Record of accomplishment
We report this week on the Martha's Vineyard Land Bank's performance in 2005. The record shows, as it has consistently since the public conservation agency was created in 1986, that this is a taxpayer-supported enterprise that does what it was established to do, and that it does so efficiently, economically, and responsively. The Land Bank gets things done.
Last year, the Land Bank added 204 acres at a cost of $22.5 million. Transfer fee revenue exceeded $12 million, and the Land Bank commissioners, led by their exemplary director, James Lengyel, spent that money wisely and leveraged it to the advantage of Vineyarders. Since it began, the Land Bank has added more than 2,600 acres to the public treasury.
Of course, 2005 was a very good year. Real estate is booming, and while tax revenue from real estate transactions funds the preservation work of the Land Bank, booming real estate sales also put pressure on the Land Bank to work steadily, and sometimes quickly, to acquire important properties before they are off the market or too impossibly pricey.
Since 1989, when this newspaper began systematically analyzing real estate transactions, the upward pressure on property values has been relentless, though not always as overheated as has been the case in the last 10 years.
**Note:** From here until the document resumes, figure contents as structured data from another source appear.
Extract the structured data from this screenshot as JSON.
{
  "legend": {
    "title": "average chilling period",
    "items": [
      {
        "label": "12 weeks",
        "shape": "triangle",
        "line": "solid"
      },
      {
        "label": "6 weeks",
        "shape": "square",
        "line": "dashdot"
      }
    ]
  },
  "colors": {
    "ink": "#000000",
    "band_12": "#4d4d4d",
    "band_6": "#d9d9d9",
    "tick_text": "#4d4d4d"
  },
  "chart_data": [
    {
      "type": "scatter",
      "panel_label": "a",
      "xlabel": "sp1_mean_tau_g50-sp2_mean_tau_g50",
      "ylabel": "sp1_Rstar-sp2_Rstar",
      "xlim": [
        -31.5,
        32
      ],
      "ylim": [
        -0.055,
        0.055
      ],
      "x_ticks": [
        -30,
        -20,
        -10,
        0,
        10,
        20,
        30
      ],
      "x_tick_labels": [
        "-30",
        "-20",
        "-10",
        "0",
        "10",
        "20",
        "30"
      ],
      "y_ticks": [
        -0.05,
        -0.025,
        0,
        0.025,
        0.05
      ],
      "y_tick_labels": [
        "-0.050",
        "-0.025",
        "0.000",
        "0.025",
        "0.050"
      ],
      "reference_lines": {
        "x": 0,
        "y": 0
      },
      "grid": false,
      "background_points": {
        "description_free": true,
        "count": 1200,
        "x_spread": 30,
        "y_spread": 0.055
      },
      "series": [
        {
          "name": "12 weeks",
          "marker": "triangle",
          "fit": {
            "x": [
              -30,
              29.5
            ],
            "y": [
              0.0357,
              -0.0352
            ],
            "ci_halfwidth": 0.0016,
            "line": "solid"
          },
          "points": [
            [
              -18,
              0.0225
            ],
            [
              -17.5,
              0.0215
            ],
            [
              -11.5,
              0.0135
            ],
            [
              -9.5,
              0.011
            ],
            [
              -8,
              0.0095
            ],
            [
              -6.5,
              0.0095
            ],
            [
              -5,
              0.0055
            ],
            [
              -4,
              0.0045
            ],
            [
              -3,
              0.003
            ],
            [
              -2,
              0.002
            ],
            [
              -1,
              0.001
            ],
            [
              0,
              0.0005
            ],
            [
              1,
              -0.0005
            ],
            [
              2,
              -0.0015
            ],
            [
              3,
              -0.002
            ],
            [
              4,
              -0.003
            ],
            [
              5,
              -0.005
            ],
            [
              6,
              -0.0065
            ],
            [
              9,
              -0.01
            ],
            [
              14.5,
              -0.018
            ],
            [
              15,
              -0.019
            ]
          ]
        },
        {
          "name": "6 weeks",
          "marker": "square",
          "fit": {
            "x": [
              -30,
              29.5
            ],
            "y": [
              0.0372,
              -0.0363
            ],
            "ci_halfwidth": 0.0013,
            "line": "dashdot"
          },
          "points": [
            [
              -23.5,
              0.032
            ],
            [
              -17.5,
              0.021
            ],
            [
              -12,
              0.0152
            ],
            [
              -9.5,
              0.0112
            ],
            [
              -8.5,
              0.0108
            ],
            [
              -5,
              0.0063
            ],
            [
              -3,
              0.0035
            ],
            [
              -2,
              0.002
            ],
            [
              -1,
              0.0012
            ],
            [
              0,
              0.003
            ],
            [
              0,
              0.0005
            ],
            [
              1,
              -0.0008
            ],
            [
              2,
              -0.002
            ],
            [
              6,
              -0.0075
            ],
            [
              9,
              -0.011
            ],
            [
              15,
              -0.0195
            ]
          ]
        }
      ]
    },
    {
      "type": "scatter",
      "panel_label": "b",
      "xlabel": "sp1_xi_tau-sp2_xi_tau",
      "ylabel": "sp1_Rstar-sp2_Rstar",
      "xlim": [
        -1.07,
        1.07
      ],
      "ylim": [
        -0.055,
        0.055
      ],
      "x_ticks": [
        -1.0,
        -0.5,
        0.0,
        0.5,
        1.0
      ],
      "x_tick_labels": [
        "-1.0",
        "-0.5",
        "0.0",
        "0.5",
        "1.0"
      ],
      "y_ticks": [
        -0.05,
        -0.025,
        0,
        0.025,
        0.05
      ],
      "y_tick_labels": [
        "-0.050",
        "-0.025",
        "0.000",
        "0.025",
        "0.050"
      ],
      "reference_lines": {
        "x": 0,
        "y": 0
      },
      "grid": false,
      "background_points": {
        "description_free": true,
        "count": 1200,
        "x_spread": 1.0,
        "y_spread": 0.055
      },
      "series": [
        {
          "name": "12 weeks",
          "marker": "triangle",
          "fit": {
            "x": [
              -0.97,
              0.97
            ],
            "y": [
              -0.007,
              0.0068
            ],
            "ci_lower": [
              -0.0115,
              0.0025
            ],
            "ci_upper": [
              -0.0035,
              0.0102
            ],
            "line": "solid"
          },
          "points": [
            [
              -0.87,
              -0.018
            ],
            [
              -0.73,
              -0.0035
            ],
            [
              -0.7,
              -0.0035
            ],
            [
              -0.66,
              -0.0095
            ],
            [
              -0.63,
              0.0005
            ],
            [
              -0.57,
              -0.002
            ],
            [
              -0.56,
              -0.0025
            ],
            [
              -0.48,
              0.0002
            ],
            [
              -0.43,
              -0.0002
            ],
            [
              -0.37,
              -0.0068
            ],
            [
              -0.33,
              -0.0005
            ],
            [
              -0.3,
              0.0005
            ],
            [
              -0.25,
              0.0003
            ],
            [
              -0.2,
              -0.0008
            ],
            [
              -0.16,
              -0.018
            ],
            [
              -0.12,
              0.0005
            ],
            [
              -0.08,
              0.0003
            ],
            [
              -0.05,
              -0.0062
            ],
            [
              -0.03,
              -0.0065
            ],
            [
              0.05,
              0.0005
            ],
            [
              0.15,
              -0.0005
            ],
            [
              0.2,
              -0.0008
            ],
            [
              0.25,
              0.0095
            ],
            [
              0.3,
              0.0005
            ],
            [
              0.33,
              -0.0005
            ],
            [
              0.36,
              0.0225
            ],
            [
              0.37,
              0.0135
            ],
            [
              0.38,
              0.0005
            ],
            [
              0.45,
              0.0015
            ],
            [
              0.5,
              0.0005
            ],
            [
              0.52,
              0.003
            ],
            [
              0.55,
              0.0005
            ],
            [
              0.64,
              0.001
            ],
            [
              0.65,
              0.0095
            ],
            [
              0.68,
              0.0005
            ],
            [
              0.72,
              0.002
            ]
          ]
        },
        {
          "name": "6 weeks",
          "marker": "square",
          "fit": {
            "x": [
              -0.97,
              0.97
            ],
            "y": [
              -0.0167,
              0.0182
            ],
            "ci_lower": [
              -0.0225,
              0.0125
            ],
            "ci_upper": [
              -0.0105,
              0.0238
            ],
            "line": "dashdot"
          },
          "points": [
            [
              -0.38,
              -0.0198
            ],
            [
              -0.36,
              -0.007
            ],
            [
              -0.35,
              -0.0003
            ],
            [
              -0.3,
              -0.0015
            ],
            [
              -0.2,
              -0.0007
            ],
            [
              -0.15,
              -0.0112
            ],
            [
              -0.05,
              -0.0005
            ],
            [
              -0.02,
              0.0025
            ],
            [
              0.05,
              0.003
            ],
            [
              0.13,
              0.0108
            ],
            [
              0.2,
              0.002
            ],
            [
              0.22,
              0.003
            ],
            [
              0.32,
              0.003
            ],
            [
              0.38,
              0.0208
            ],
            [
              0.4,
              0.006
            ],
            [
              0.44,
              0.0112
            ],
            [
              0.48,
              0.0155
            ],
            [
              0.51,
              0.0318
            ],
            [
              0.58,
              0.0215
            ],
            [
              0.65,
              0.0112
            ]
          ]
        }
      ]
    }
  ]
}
There is no reason to think this trend will abate, especially when conservation efforts, including but not limited to the Land Bank, plus subsidized affordable housing efforts, and heavy development regulation add to property price inflation. All of these initiatives, apart from achieving their distinct goals, have the effect of supporting and increasing the value of Vineyard real estate. The market's appetite for Vineyard property is fierce, but the market is not the sole driver of the Vineyard real estate boom.
Of course, the Land Bank, even well-supplied with revenue, cannot assure the protection of every bit of land that ought to be in the public domain. There must be sellers who value the long-term protection of their property.
"The Land Bank continues to be grateful that sellers are willing to sell their properties into conservation and add to our nice network of public lands," Mr. Lengyel told Times news editor Nelson Sigelman this week. "The Land Bank will be opening up more public properties soon, and I expect that Islanders will enjoy visiting them very much."
Indeed we will.
As last year ended, the Land Bank was negotiating to buy Island property worth a total of more than $67 million. Islanders have an immeasurably important stake in each of these possible acquisitions, and in a broader sense, in the success of the Land Bank, the only conservation organization on the Vineyard whose goals exactly match the goals of Island voters. Based upon its record of achievement, such as we describe this morning, Islanders have a great, and justified, faith in the Land Bank as a champion of their interests.